In 1935, Levitt met and befriended Henri Cartier-Bresson. Inspired by him and his work, she bought a small 35mm Leica in 1936 and started to take her early street photographs.

In 1937, Levitt visited Walker Evans, and started to grow a friendship with him, James Agee, and their friend, the art critic Janice Loeb.

In 1959 and 1960, Levitt received two subsequent Guggenheim Fellowships and started to work in color.

40 of her color street photos were shown as a slide show at the New York Museum of Modern Art in 1974 — one of the first times photographs were formally displayed this way in a museum. Her work was also part of the famous “Family of Man” exhibition.

Helen Levitt / New York, c.1938 (poster girl)
Helen Levitt / New York, c.1938
(poster girl)

The main books she published during her life include: “A Way of Seeing” (1965), “In the Street: Chalk Drawings and Messages, New York City, 1938-1948” (1987), Crosstown (2001), Here and There (2004), Slide Show (2005), and Helen Levitt (2008).

Below I will share some lessons Helen Levitt has taught me about street photography and life:

1. Let setbacks empower you

Helen Levitt / New York, 1980 (3 roosters)
Helen Levitt / New York, 1980
(3 roosters)

Helen Levitt was one of the early pioneers of color street photography, starting in 1959 when she received a Guggenheim grant to shoot the streets of New York City.

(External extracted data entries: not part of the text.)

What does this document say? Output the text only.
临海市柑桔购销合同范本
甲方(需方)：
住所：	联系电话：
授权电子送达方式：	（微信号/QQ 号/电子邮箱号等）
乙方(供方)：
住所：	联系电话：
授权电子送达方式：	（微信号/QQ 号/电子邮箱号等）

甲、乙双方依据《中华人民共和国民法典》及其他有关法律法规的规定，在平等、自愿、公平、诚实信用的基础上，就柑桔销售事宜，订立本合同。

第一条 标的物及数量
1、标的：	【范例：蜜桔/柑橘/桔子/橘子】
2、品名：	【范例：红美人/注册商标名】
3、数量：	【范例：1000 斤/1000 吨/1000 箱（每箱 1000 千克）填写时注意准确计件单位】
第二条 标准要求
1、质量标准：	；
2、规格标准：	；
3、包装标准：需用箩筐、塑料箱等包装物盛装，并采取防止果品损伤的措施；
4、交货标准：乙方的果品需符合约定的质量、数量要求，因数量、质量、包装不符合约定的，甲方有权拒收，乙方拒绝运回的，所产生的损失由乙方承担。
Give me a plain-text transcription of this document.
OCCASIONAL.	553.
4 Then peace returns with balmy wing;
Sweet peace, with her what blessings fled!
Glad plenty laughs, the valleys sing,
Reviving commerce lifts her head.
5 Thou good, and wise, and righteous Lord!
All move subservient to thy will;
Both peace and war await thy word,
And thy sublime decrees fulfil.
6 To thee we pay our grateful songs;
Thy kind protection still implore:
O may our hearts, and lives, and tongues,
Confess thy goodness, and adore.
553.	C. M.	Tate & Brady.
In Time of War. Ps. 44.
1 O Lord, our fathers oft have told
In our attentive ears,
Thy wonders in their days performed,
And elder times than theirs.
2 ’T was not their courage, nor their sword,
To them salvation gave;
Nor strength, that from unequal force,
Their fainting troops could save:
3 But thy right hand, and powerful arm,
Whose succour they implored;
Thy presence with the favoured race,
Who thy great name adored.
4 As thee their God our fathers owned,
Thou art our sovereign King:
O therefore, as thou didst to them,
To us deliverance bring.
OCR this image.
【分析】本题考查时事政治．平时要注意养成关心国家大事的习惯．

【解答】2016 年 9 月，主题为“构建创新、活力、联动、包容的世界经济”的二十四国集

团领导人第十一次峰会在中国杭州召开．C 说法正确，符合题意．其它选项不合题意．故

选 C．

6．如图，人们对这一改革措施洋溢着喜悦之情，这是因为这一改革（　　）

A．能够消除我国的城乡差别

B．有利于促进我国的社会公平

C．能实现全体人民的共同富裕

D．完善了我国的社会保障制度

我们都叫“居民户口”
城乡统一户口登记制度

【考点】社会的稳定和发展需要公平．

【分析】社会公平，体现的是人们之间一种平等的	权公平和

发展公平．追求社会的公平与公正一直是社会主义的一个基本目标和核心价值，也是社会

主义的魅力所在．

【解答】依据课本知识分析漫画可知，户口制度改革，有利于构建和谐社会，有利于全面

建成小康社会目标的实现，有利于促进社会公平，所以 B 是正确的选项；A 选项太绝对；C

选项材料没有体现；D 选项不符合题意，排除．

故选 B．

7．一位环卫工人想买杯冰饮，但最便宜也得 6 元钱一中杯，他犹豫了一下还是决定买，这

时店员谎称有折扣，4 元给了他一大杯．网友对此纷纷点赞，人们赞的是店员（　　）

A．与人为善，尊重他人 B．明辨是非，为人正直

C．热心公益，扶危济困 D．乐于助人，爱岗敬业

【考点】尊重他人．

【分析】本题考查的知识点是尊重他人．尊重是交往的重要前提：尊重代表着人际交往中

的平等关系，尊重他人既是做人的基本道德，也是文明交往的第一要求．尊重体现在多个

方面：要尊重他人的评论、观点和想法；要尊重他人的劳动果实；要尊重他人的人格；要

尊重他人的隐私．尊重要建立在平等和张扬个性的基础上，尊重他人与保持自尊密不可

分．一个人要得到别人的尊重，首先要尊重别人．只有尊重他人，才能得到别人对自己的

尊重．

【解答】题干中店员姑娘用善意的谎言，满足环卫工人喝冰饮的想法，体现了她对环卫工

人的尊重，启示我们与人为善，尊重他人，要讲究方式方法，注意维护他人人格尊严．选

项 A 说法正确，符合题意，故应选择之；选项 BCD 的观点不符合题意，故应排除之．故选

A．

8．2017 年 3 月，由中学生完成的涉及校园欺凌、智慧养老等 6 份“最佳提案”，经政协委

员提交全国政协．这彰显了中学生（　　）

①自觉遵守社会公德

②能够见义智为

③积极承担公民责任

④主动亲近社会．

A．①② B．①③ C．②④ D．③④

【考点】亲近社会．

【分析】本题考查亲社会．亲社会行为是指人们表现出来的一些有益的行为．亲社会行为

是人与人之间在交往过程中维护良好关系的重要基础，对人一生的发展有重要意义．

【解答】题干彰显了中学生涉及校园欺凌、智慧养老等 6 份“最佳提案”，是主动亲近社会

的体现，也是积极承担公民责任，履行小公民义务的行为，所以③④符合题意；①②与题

Her grant was also renewed in 1960, and she recorded hundreds of color street photographs during those 2 intense years.

Unfortunately, a burglar broke into her apartment in 1970 and stole almost all of her color slide film and prints.

Whereas some photographers would’ve given up entirely– Levitt was unfazed and went out back to the streets in the 70’s to start all over again. Her best color work as we know it today are from this period (as well as a few from 1959-60 which survived).

40 of her color street photographs ended up showing up as a slide show at the New York MOMA in 1974, which was one of the first exhibitions of “serious” color photography in the world.

Takeaway point:

We have all encountered setbacks and frustrations in our photography. We might have had a hard drive crash, lost a job, family problems– anything that might frustrate or distract us from our photography.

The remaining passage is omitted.